Despite all the guffaws and snickers directed at Ed Wood, there remains some Producer-Directors much more deserving of any denigrating epithet one can muster. One such director is Al Adamson.
Ed Wood’s films are goofy but Adamson’s films are downright deranged. For the amateur bad-movie watcher, they could result in personal injury. They challenge the very concept of narrative structure in a manner which could afflict Jean-Luc Godard with a massive priapic condition.
Al Adamson’s movies do more than challenge your notion of film, they make you question why Edison bothered inventing that form of entertainment in the first place.
Psycho-a-go-go, Dracula vs Frankenstein, Satan’s Sadists are all borderline crazy but it’s Horror of the Blood Monsters (also released as Vampire Men of the Lost Planet or Space Mission to the Lost Planet) that really takes the golden straitjacket home.
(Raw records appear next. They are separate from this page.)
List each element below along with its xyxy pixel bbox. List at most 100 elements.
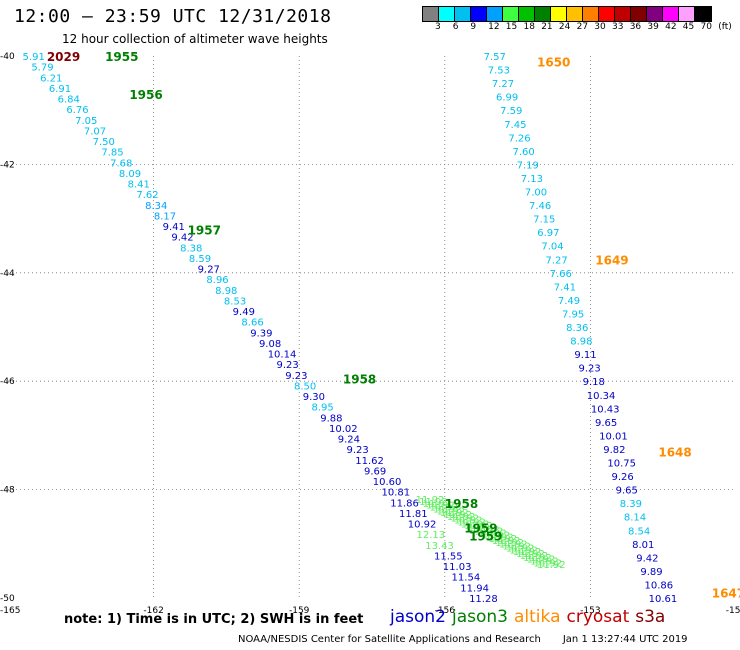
color-scale-label: 36 [629,22,642,32]
color-scale-label: 30 [594,22,606,32]
wave-height-point: 8.38 [180,243,202,254]
wave-height-point: 8.98 [215,286,237,297]
wave-height-point: 7.41 [554,282,576,293]
color-swatch [551,7,567,21]
dense-wave-label: 11.92 [516,549,545,560]
color-scale-label: 6 [452,22,459,32]
dense-wave-label: 11.92 [499,540,528,551]
wave-height-point: 9.26 [612,472,634,483]
dense-wave-label: 11.92 [523,553,552,564]
x-tick-label: -162 [143,606,163,616]
dense-wave-label: 11.92 [454,516,483,527]
dense-wave-label: 11.92 [482,530,511,541]
x-tick-label: -153 [580,606,600,616]
x-tick-label: -165 [0,606,20,616]
wave-height-point: 7.66 [550,269,572,280]
wave-height-point: 10.14 [268,350,297,361]
dense-wave-label: 11.92 [457,517,486,528]
color-scale-bar [422,6,712,22]
wave-height-point: 10.34 [587,391,616,402]
wave-height-point: 10.92 [408,520,437,531]
wave-height-point: 7.53 [488,66,510,77]
pass-time-label: 1956 [129,88,162,102]
dense-wave-label: 11.92 [513,547,542,558]
dense-wave-label: 11.92 [534,558,563,569]
wave-height-point: 9.42 [636,553,658,564]
wave-height-point: 7.85 [101,148,123,159]
color-scale-label: 45 [682,22,695,32]
wave-height-point: 11.03 [443,562,472,573]
color-swatch [583,7,599,21]
satellite-legend: jason2 jason3 altika cryosat s3a [390,607,671,627]
color-swatch [487,7,503,21]
wave-height-point: 7.05 [75,116,97,127]
wave-height-point: 9.11 [574,350,596,361]
legend-entry-jason2: jason2 [390,607,446,627]
color-swatch [455,7,471,21]
wave-height-point: 7.45 [504,120,526,131]
wave-height-point: 5.91 [23,52,45,63]
dense-wave-label: 11.92 [527,555,556,566]
wave-height-point: 7.50 [93,137,115,148]
color-scale-label: 21 [541,22,553,32]
wave-height-point: 9.65 [595,418,617,429]
color-scale-labels: 3 6 9 12 15 18 21 24 27 30 33 36 39 42 45 70 (ft) [422,22,740,34]
wave-height-point: 11.94 [460,583,489,594]
credits-center: NOAA/NESDIS Center for Satellite Applica… [238,634,541,645]
wave-height-point: 7.27 [546,255,568,266]
wave-height-point: 7.49 [558,296,580,307]
wave-height-point: 9.41 [163,222,185,233]
wave-height-point: 5.79 [31,63,53,74]
wave-height-point: 8.96 [206,275,228,286]
wave-height-point: 8.53 [224,296,246,307]
color-swatch [663,7,679,21]
dense-wave-label: 11.92 [475,527,504,538]
dense-wave-label: 11.92 [461,519,490,530]
y-tick-label: -48 [0,486,15,496]
pass-time-label: 2029 [47,50,80,64]
x-tick-label: -159 [289,606,310,616]
wave-height-point: 11.81 [399,509,428,520]
wave-height-point: 11.55 [434,551,463,562]
dense-wave-label: 11.92 [520,551,549,562]
wave-height-point: 8.36 [566,323,588,334]
dense-wave-label: 11.92 [537,560,566,571]
wave-height-point: 7.27 [492,79,514,90]
color-swatch [695,7,711,21]
dense-wave-label: 11.92 [450,514,479,525]
color-swatch [503,7,519,21]
wave-height-point: 6.91 [49,84,71,95]
pass-time-label: 1958 [343,372,376,386]
wave-height-point: 8.95 [311,403,333,414]
wave-height-point: 9.08 [259,339,281,350]
color-scale-label: 12 [488,22,500,32]
color-swatch [567,7,583,21]
wave-height-point: 9.24 [338,435,360,446]
wave-height-point: 11.86 [390,498,419,509]
pass-time-label: 1957 [188,223,221,237]
wave-height-point: 10.02 [329,424,358,435]
legend-entry-s3a: s3a [635,607,666,627]
wave-height-point: 13.43 [425,541,454,552]
color-swatch [679,7,695,21]
wave-height-point: 9.27 [198,265,220,276]
wave-height-point: 9.39 [250,328,272,339]
wave-height-point: 10.86 [645,580,674,591]
wave-height-point: 10.01 [599,431,628,442]
y-tick-label: -44 [0,269,15,279]
wave-height-point: 8.34 [145,201,167,212]
dense-wave-label: 11.92 [419,497,448,508]
wave-height-point: 10.60 [373,477,402,488]
wave-height-point: 8.41 [128,180,150,191]
wave-height-point: 8.09 [119,169,141,180]
wave-height-point: 8.54 [628,526,650,537]
pass-time-label: 1649 [595,253,628,267]
dense-wave-label: 11.92 [416,495,445,506]
wave-height-point: 9.88 [320,413,342,424]
wave-height-point: 12.13 [417,530,446,541]
dense-wave-label: 11.92 [485,532,514,543]
y-tick-label: -42 [0,160,15,170]
wave-height-point: 9.18 [583,377,605,388]
wave-height-point: 9.23 [285,371,307,382]
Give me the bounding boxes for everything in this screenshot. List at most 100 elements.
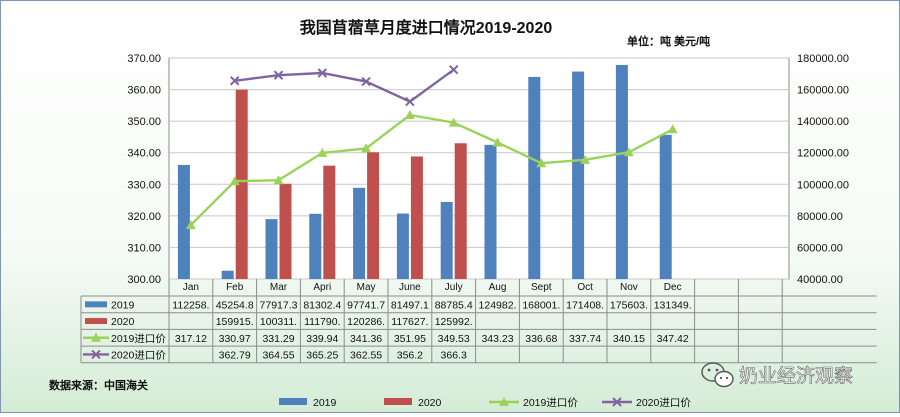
point-2019进口价 bbox=[361, 143, 372, 153]
table-cell: 111790. bbox=[304, 316, 340, 328]
table-cell: 97741.7 bbox=[347, 299, 385, 311]
table-row-header: 2020进口价 bbox=[111, 349, 166, 361]
point-2019进口价 bbox=[623, 147, 634, 157]
point-2019进口价 bbox=[229, 176, 240, 186]
table-cell: 362.79 bbox=[219, 349, 251, 361]
bar-2019 bbox=[221, 270, 234, 279]
table-cell: 159915. bbox=[216, 316, 254, 328]
point-2019进口价 bbox=[273, 175, 284, 185]
table-cell: 365.25 bbox=[306, 349, 338, 361]
x-axis-tick-label: Sept bbox=[531, 282, 552, 293]
left-axis-tick-label: 310.00 bbox=[127, 242, 161, 254]
left-axis-tick-label: 300.00 bbox=[127, 274, 161, 286]
x-axis-tick-label: Feb bbox=[226, 282, 244, 293]
table-row-header: 2019 bbox=[111, 299, 135, 311]
table-row-header: 2019进口价 bbox=[111, 333, 166, 345]
table-cell: 171408. bbox=[566, 299, 604, 311]
bar-2019 bbox=[615, 64, 628, 279]
table-cell: 81497.1 bbox=[391, 299, 429, 311]
bar-2019 bbox=[353, 187, 366, 279]
bar-2020 bbox=[235, 89, 248, 280]
right-axis-tick-label: 180000.00 bbox=[797, 53, 849, 65]
x-axis-tick-label: June bbox=[399, 282, 421, 293]
left-axis-tick-label: 320.00 bbox=[127, 211, 161, 223]
bar-2020 bbox=[323, 165, 336, 279]
x-axis-tick-label: Oct bbox=[577, 282, 593, 293]
bar-2020 bbox=[410, 156, 423, 279]
wechat-icon bbox=[701, 362, 734, 388]
right-axis-tick-label: 120000.00 bbox=[797, 148, 849, 160]
table-cell: 362.55 bbox=[350, 349, 382, 361]
table-cell: 330.97 bbox=[219, 333, 251, 345]
line-2019进口价 bbox=[190, 113, 674, 226]
point-2020进口价 bbox=[405, 96, 415, 107]
table-cell: 337.74 bbox=[569, 333, 601, 345]
table-cell: 366.3 bbox=[441, 349, 467, 361]
bar-2019 bbox=[572, 71, 585, 280]
plot-area: 300.00 310.00 320.00 330.00 340.00 350.00 360.… bbox=[127, 53, 849, 286]
right-axis-tick-label: 100000.00 bbox=[797, 179, 849, 191]
legend-label: 2020 bbox=[418, 397, 442, 409]
point-2019进口价 bbox=[492, 137, 503, 147]
table-cell: 117627. bbox=[391, 316, 428, 328]
table-cell: 124982. bbox=[479, 299, 517, 311]
table-cell: 336.68 bbox=[525, 333, 557, 345]
bar-2019 bbox=[484, 144, 497, 279]
point-2019进口价 bbox=[499, 397, 509, 406]
point-2019进口价 bbox=[536, 158, 547, 168]
point-2019进口价 bbox=[91, 332, 101, 342]
bar-2019 bbox=[309, 213, 322, 279]
right-axis-tick-label: 60000.00 bbox=[797, 242, 843, 254]
point-2020进口价 bbox=[317, 68, 328, 78]
right-axis-tick-label: 40000.00 bbox=[797, 274, 843, 286]
left-axis-tick-label: 340.00 bbox=[127, 148, 161, 160]
x-axis-tick-label: Jan bbox=[183, 282, 199, 293]
x-axis-tick-label: Nov bbox=[620, 282, 638, 293]
line-2020进口价 bbox=[234, 68, 455, 103]
watermark: 奶业经济观察 bbox=[701, 362, 853, 388]
point-2019进口价 bbox=[580, 154, 591, 164]
table-key-2020 bbox=[85, 318, 107, 325]
point-2019进口价 bbox=[185, 219, 196, 229]
bar-2019 bbox=[528, 76, 541, 279]
left-axis-tick-label: 360.00 bbox=[127, 85, 161, 97]
legend-label: 2020进口价 bbox=[636, 397, 691, 409]
x-axis-tick-label: Aug bbox=[489, 282, 507, 293]
point-2020进口价 bbox=[273, 70, 284, 80]
right-axis-tick-label: 80000.00 bbox=[797, 211, 843, 223]
legend-label: 2019 bbox=[313, 397, 337, 409]
x-axis-tick-label: Mar bbox=[270, 282, 288, 293]
table-cell: 341.36 bbox=[350, 333, 382, 345]
table-cell: 331.29 bbox=[262, 333, 294, 345]
bar-2020 bbox=[367, 152, 380, 279]
legend-label: 2019进口价 bbox=[523, 397, 578, 409]
point-2020进口价 bbox=[361, 76, 371, 87]
x-axis-tick-label: Dec bbox=[664, 282, 682, 293]
right-axis-tick-label: 160000.00 bbox=[797, 85, 849, 97]
chart-title: 我国苜蓿草月度进口情况2019-2020 bbox=[300, 18, 553, 37]
point-2020进口价 bbox=[448, 64, 459, 75]
table-cell: 120286. bbox=[347, 316, 385, 328]
unit-label: 单位：吨 美元/吨 bbox=[627, 34, 710, 48]
legend: 2019 2020 2019进口价 2020进口价 bbox=[279, 397, 691, 409]
table-cell: 340.15 bbox=[613, 333, 645, 345]
x-axis-tick-label: July bbox=[445, 282, 463, 293]
point-2019进口价 bbox=[448, 117, 459, 127]
table-cell: 112258. bbox=[172, 299, 209, 311]
left-axis-tick-label: 330.00 bbox=[127, 179, 161, 191]
table-cell: 364.55 bbox=[262, 349, 294, 361]
bar-2019 bbox=[177, 164, 190, 279]
table-cell: 131349. bbox=[654, 299, 692, 311]
table-cell: 351.95 bbox=[394, 333, 426, 345]
table-cell: 347.42 bbox=[657, 333, 689, 345]
table-cell: 339.94 bbox=[306, 333, 338, 345]
table-cell: 349.53 bbox=[438, 333, 470, 345]
point-2020进口价 bbox=[612, 397, 622, 407]
table-cell: 77917.3 bbox=[260, 299, 298, 311]
table-cell: 317.12 bbox=[175, 333, 207, 345]
table-cell: 175603. bbox=[610, 299, 648, 311]
point-2019进口价 bbox=[667, 124, 678, 134]
table-cell: 343.23 bbox=[481, 333, 513, 345]
bar-2019 bbox=[265, 219, 278, 279]
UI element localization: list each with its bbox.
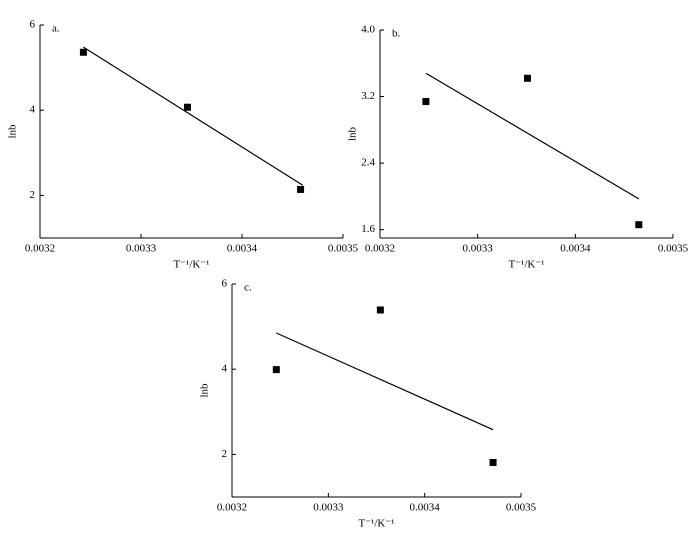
y-axis-label: lnb <box>199 383 211 398</box>
y-tick-label: 2.4 <box>361 157 375 169</box>
x-tick-label: 0.0032 <box>217 502 247 514</box>
y-tick-label: 6 <box>30 19 36 31</box>
y-tick-label: 1.6 <box>361 223 375 235</box>
x-tick-label: 0.0035 <box>658 243 689 255</box>
data-point <box>635 221 643 229</box>
x-axis-label: T⁻¹/K⁻¹ <box>174 259 210 271</box>
data-point <box>79 48 87 56</box>
x-tick-label: 0.0035 <box>328 243 359 255</box>
x-tick-label: 0.0033 <box>313 502 344 514</box>
x-tick-label: 0.0035 <box>506 502 537 514</box>
x-tick-label: 0.0032 <box>25 243 55 255</box>
y-tick-label: 3.2 <box>361 90 375 102</box>
panel-label: c. <box>244 282 252 294</box>
data-point <box>523 74 531 82</box>
fit-line <box>425 72 640 200</box>
x-tick-label: 0.0034 <box>227 243 258 255</box>
panel-label: a. <box>52 23 60 35</box>
data-point <box>183 103 191 111</box>
x-tick-label: 0.0033 <box>463 243 494 255</box>
y-tick-label: 6 <box>222 278 228 290</box>
y-axis-label: lnb <box>347 126 359 141</box>
y-tick-label: 4 <box>222 363 228 375</box>
x-axis-label: T⁻¹/K⁻¹ <box>509 259 545 271</box>
x-tick-label: 0.0034 <box>410 502 441 514</box>
x-tick-label: 0.0032 <box>365 243 395 255</box>
panel-label: b. <box>392 28 401 40</box>
y-tick-label: 2 <box>30 189 36 201</box>
data-point <box>297 185 305 193</box>
data-point <box>489 458 497 466</box>
data-point <box>376 306 384 314</box>
y-tick-label: 4.0 <box>361 24 375 36</box>
x-axis-label: T⁻¹/K⁻¹ <box>359 518 395 530</box>
fit-line <box>83 46 303 186</box>
x-tick-label: 0.0033 <box>126 243 157 255</box>
y-axis-label: lnb <box>7 124 19 139</box>
y-tick-label: 4 <box>30 104 36 116</box>
fit-line <box>276 332 494 431</box>
y-tick-label: 2 <box>222 448 228 460</box>
x-tick-label: 0.0034 <box>560 243 591 255</box>
data-point <box>422 98 430 106</box>
data-point <box>272 366 280 374</box>
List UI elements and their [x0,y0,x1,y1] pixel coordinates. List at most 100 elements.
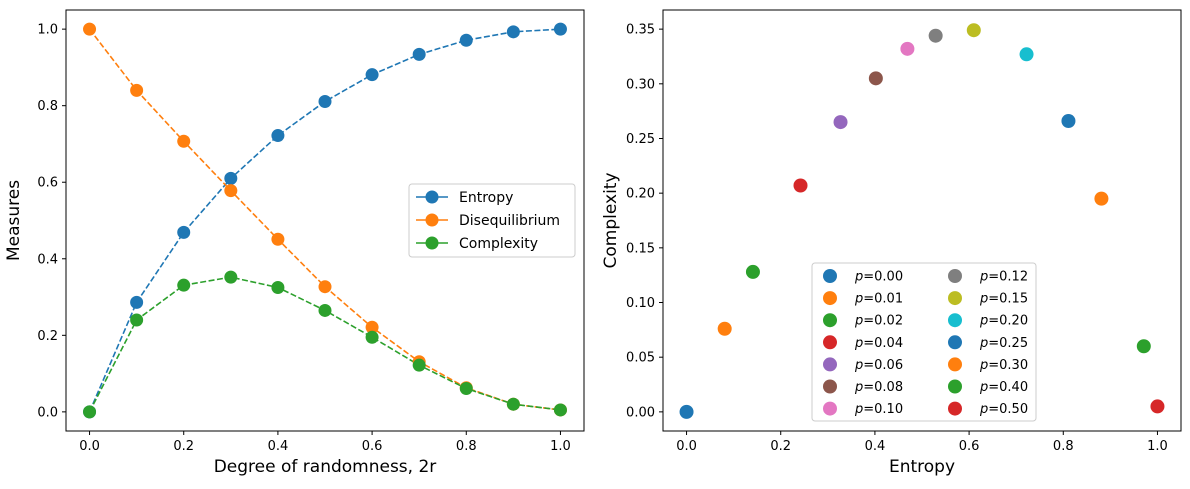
point-disequilibrium [224,184,238,198]
point-complexity [412,358,426,372]
scatter-point [745,264,760,279]
legend-marker [948,401,962,416]
legend-label: p=0.12 [979,270,1028,285]
point-entropy [506,25,520,39]
point-disequilibrium [365,320,379,334]
x-tick-label: 0.2 [173,439,194,454]
scatter-point [1094,191,1109,206]
legend-marker [823,269,837,283]
y-tick-label: 0.10 [626,296,655,311]
scatter-point [793,178,808,193]
legend-marker [948,313,962,328]
legend-label: p=0.30 [979,358,1028,373]
scatter-point [1061,113,1076,128]
y-axis-label: Measures [4,180,24,261]
y-tick-label: 0.25 [626,132,655,147]
legend-marker [823,357,837,372]
point-entropy [553,22,567,36]
legend-marker [948,269,962,283]
x-axis-label: Entropy [889,457,955,477]
x-tick-label: 0.0 [676,439,697,454]
legend-marker [948,357,962,372]
legend: p=0.00 p=0.01 p=0.02 p=0.04 p=0.06 p=0.08 p=0.… [811,262,1037,422]
x-tick-label: 0.0 [79,439,100,454]
point-entropy [224,171,238,185]
legend-label: Entropy [459,190,513,206]
point-disequilibrium [130,83,144,97]
point-complexity [365,330,379,344]
point-complexity [271,280,285,294]
point-complexity [83,405,97,419]
scatter-point [833,115,848,130]
legend-label: p=0.01 [854,292,903,307]
plot-frame [662,9,1182,432]
y-tick-label: 1.0 [37,23,58,38]
point-disequilibrium [177,134,191,148]
x-tick-label: 0.6 [959,439,980,454]
point-complexity [224,270,238,284]
legend-label: p=0.00 [854,270,903,285]
y-tick-label: 0.20 [626,187,655,202]
y-tick-label: 0.35 [626,23,655,38]
legend-box [811,262,1037,422]
point-complexity [506,397,520,411]
point-entropy [412,47,426,61]
scatter-point [928,28,943,43]
point-complexity [459,382,473,396]
legend-marker [425,236,439,250]
x-tick-label: 0.4 [268,439,289,454]
legend-label: p=0.40 [979,380,1028,395]
legend-marker [823,313,837,328]
legend: Entropy Disequilibrium Complexity [408,183,576,258]
y-tick-label: 0.6 [37,176,58,191]
legend-label: Complexity [459,236,538,252]
point-disequilibrium [318,280,332,294]
x-tick-label: 0.4 [865,439,886,454]
legend-marker [425,213,439,227]
y-axis-label: Complexity [601,172,621,268]
x-tick-label: 0.6 [362,439,383,454]
y-tick-label: 0.05 [626,351,655,366]
legend-label: p=0.10 [854,402,903,417]
legend-marker [948,291,962,306]
scatter-point [966,23,981,38]
legend-marker [823,401,837,416]
legend-label: p=0.20 [979,314,1028,329]
point-disequilibrium [271,232,285,246]
legend-marker [823,291,837,306]
point-disequilibrium [83,22,97,36]
scatter-point [868,71,883,86]
scatter-point [717,321,732,336]
legend-marker [823,379,837,394]
x-tick-label: 0.8 [456,439,477,454]
scatter-point [1150,399,1165,414]
y-tick-label: 0.30 [626,77,655,92]
point-entropy [177,225,191,239]
y-tick-label: 0.00 [626,405,655,420]
complexity-entropy-chart: 0.0 0.2 0.4 0.6 0.8 1.0 0.00 0.05 0.10 0.15 0.20 0.… [601,9,1182,477]
y-tick-label: 0.8 [37,99,58,114]
measures-chart: 0.0 0.2 0.4 0.6 0.8 1.0 0.0 0.2 0.4 0.6 0.8 1.0 Degr… [4,9,585,477]
point-complexity [130,313,144,327]
legend-marker [948,379,962,394]
y-tick-label: 0.0 [37,405,58,420]
legend-label: p=0.04 [854,336,903,351]
point-complexity [318,303,332,317]
x-axis-label: Degree of randomness, 2r [214,457,437,477]
scatter-point [1136,339,1151,354]
x-tick-label: 0.8 [1053,439,1074,454]
y-tick-label: 0.4 [37,252,58,267]
point-entropy [459,33,473,47]
point-entropy [365,68,379,82]
legend-label: p=0.02 [854,314,903,329]
y-tick-label: 0.15 [626,241,655,256]
scatter-point [1019,47,1034,62]
series-line-complexity [88,276,561,413]
legend-label: Disequilibrium [459,213,560,229]
legend-marker [425,190,439,204]
scatter-point [900,41,915,56]
scatter-point [679,404,694,419]
point-entropy [130,295,144,309]
point-complexity [553,403,567,417]
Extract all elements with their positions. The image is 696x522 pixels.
Here’s the plot in a nutshell: An outbreak of violent vampirism has broken down in dimly lit areas of Earth.
The source of that contamination has been identified. It is a small distant planet which is worthy of note for two reasons:
The first reason is that their sun ‘s radiation produces odd monochromatic hues in the atmosphere of the planet. This effect is brought to you in the film via the magic of Spectrum X.
Spectrum X was simply using black and white footage and printing it monochromatically.
It’s really useful for working footage of an older black and white movie into your new color film.
The second thing that’s worthy of note about that planet is that their humanoid inhabitants are still in the cave-dweller stage of their development.
And afflicted as they are with the vampire plague, this can only mean one thing: Vampire Cavemen.
Or more precisely, Saber-toothed Vampire Cavemen.
The bulk of Horror of the Blood Monsters comes from a 1956 Philipino caveman/horror film called or Kahariang Bato or Tagani. Spectrum-X and the whole hokum about the atmosphere of the planet was an excuse to recycle the 14 year old Philipino footage into the new film.
The space travel scenes come from the sci-fi cheapie Wizard of Mars and they’ve even thrown in the same damn “crocodile vs lizard” footage from the 1941 One Million Years B.C. used in countless films including Robot Monster.
As if all of this wasn’t whacked enough, they’ve hired “Brother Theodore” to narrate. For those unfamiliar with the New-York art scene, Brother Theodore Gotlieb is a philosopher and podiatrist who became a regular fixture on Late Night with David Letterman with is patented brand of insane ranting.
And, of course, the crowning touch is the casting of John Carradine in the scenes meant to tie all this together. Carradine is the patriarch of a legendary acting dynasty and an accomplished actor but, from the late 50s on, one should be weary of any film that gives him top billing.
The resulting unholy mixture has been taking viewers off guard for decades- especially since the mid-eighties when the movie started showing up on late night television where it used the lateness of the hour to escape the attention of a sober, coherent audience.
But now, thanks to the magic of YouTube, you don’t have to wait until 3am to get your brains scrambled. Trust me, no matter what time of the day you watch this you’ll feel it’s 3am and that you’re running the kind nasty fever that has you conversing with distant ancestors.
Pain Level: 9/10
Quality of Pain: Like a hickey from a really really primitive person.
Painjoyment™ Level: Very high.
[Note: In more recent years, Adamson’s oeuvre has been eclipsed with the odd B-movie way in which he died. In 1995, his body was found under his newly renovated hot tub. The contractor who did the renovation work is currently serving a 25 year sentence for the murder. The Cinémasochist prefers to remember the man for is work.]